By ROB O'NEILL
Ports of Auckland reconvened contract negotiations with the Waterfront Workers Union yesterday with both sides unsure of the legal environment in which the final contract will operate.
Ill-feeling over what the union describes as "harsh and oppressive tactics" in negotiations last year may also cloud proceedings.
Meanwhile, at ports around the country employers, workers and unions are trying to anticipate the changes the future Employment Relations Act will bring.
Auckland Waterfront Workers Union boss Dennis Carlisle said he would enter the Auckland negotiations assuming the act would be similar to the bill now before Parliament.
"The employer is probably in the same position as us, where they're not sure what the final cut will be," he said.
Ports of Auckland chief executive Geoff Vazey said there had undoubtedly been a change in the background to the negotiations, but the company could only formally negotiate under the law of the day.
Mr Carlisle said the union was considering legal action over last year's negotiations.

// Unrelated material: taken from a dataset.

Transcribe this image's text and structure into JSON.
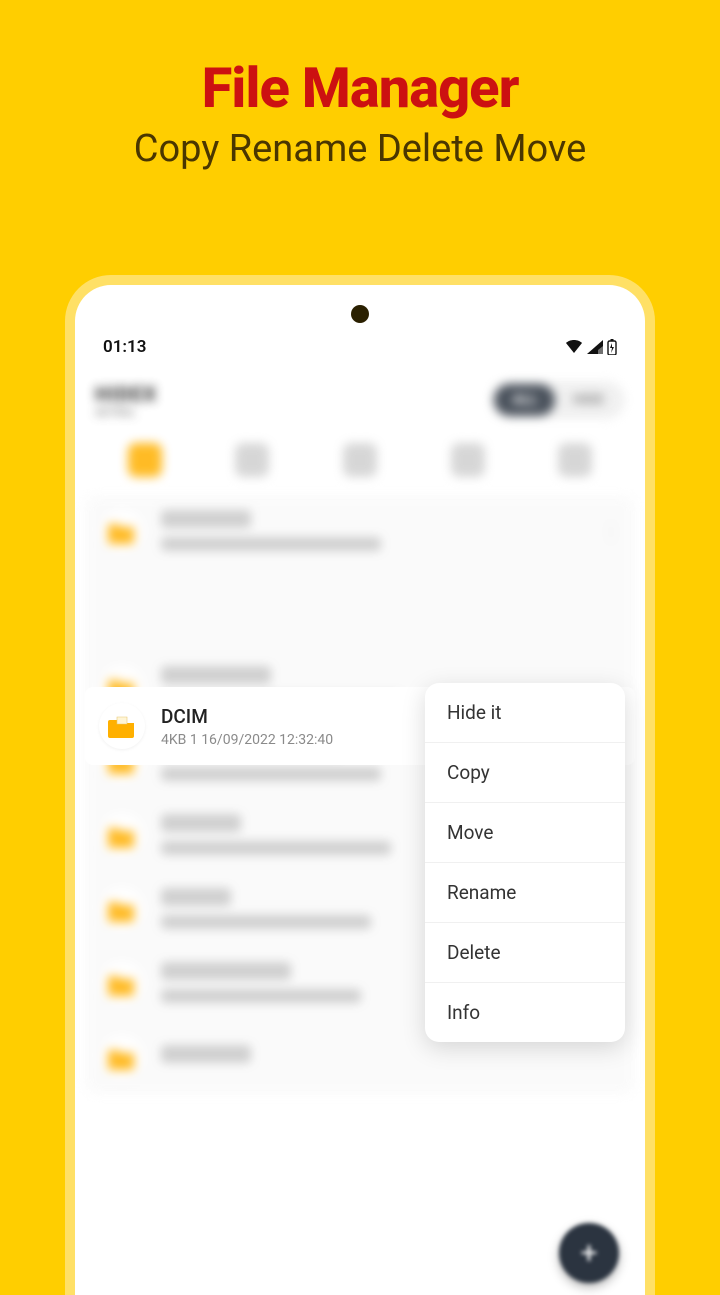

He said the union had to "bite the bullet" on the use of casual labour in some areas. It had to give tacit agreement to the use of casual workers for some types of unskilled work.
In June, Ports of Auckland issued redundancy notices to more than half its workforce at the Axis Fergusson Container Terminal, seeking efficiencies after Tauranga mounted a successful raid on Auckland's customer base through its South Auckland Metroport.
At the time, Mr Carlisle complained that the company was using the loss of trade as an excuse to renegotiate contracts under the threat of job losses and outside tendering. The union could not strike because there was a contract in force.
The use of casual port workers could be the issue that ignites future waterfront disputes. Mr Carlisle said the union had organised almost all the casual workers at Auckland and would seek to improve their pay and conditions.
The situation in Tauranga, he said, was different.
The union's Tauranga organiser, Steve Penn, said the use of casuals had started there. The port now had only 30 permanent watersiders, compared with 470 before 1989, and more than 300 casual workers.
Mr Penn said the new bill would give unions improved access to workers. Issues such as casual workers' entitlements to days in lieu needed to be addressed, he said.
"With the new legislation it will be easier to bring in some fairness. Casuals are very much left out in the cold as far as rights are concerned."
Workers were already joining the union at an increased rate in the feeling they now have some protection.
"The Employment Contracts Act never mentioned unions. It was designed to wipe us off the face of the earth, and it did well.
"We've had nine years to learn how to work with something as awful as that. Anything else will be a lot easier."
He said good employers had nothing to fear. "But I do think there are quite a few that will be shaking in their boots, and deservedly so."
Greg Dickson, chief executive of Tauranga-based International Stevedoring Operations, said future relations would come down to how employers, unions and individual employees handled the new regime.
"Since we have been able to negotiate directly with employees there has been a significant reduction in disruption and gains in productivity and technological change," Mr Dickson said.
If the union significantly expanded its influence by negotiating collective multi-employer contracts, there would be a shift in the balance of power.
Mr Dickson said he had nothing against unions but he feared a return to union-controlled labour pools, as operated in Whangarei.